Let me tell you a story now.  It’s about numbers. No, wait, it’s interesting.  If you want to call someone stupid, you say “Ni shi er bai wu ma?” Which roughly translates as “Are you 250?” Here’s the story.  There was once a good man in China.  He was killed by four bad Chinese men.  Bummer. The Emperor found out, and boy was he pissed.  His advisers told him he needed to capture the four bad men.  And he said “You know what dawg, hold up, I gotta think of me a good plan!”  And so he did.  He ordered his officials to put up posters all around the province where the man was killed, saying that he was actually a bad ass man, and there was a reward for his murder of 1000 of the finest silver pieces.  The four real bad men saw this, and hatched a plan to go to the Imperial Palace to collect their reward. Upon arriving, they each demanded 250 silver pieces.  The Emperor popped a cap in each of their asses, and duly killed them.  Hence, “Are you 250?” (Real Chinese story embellished with modern gangster words for added drama.)

There is also a slight adjunct to this.  You can call a woman 290 “er bai jiu”.  This is because 290 is 250 plus 38 plus 2.  38 is the date of woman’s day in China (March 8) and 2 means you’re dizzy.  So 290 is a stupid dizzy woman. 

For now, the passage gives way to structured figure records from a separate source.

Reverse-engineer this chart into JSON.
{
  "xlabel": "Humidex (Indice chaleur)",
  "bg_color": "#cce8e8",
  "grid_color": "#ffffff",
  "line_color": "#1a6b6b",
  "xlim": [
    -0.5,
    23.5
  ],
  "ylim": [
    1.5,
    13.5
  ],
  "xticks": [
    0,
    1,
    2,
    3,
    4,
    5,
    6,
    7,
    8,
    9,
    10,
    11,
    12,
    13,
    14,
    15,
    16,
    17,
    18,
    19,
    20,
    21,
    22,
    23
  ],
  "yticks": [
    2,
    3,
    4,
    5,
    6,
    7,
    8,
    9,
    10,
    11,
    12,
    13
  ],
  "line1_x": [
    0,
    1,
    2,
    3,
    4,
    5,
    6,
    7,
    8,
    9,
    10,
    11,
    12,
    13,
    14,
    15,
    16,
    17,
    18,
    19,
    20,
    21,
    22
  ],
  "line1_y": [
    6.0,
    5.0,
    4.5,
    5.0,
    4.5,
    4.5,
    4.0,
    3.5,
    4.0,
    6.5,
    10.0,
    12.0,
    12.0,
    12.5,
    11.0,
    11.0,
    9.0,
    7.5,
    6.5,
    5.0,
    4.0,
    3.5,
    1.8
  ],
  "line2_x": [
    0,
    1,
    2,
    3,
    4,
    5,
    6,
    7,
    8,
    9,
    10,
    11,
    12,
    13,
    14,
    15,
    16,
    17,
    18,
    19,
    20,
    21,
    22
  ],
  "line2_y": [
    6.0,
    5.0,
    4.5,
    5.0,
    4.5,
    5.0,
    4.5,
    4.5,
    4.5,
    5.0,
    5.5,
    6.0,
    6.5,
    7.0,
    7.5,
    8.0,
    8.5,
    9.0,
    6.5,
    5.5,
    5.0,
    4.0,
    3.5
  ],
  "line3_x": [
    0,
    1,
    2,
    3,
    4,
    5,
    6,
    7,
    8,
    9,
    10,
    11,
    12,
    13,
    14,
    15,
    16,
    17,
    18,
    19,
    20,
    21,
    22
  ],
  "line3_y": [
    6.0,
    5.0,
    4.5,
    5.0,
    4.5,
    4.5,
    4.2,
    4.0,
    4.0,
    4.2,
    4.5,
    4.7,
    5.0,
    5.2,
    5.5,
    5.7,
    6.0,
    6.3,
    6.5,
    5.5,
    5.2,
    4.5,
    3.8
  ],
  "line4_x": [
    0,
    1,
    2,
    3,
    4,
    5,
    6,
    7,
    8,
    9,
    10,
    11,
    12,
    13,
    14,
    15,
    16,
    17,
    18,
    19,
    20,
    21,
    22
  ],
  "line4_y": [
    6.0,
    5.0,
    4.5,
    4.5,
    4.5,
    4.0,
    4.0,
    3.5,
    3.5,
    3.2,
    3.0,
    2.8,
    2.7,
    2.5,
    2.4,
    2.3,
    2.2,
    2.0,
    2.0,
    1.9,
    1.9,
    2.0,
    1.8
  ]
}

But let me tell you this.  The Chinese never use these phrases unless to very close friends.  Which is strange as in England we reserve swear words for when strangers have really pissed us off.  In China, if you swore at a stranger, you’d most likely get punched.  (I learned the hard way – not by being punched, but certainly getting an earful from someone I swore at).   One of the worst is the “f” word.  It translates literally, but it’s taken to have a much more serious meaning in China.  So after being taught all of these pretty creative swear words in Chinese, I can’t actually use them.  Fuck.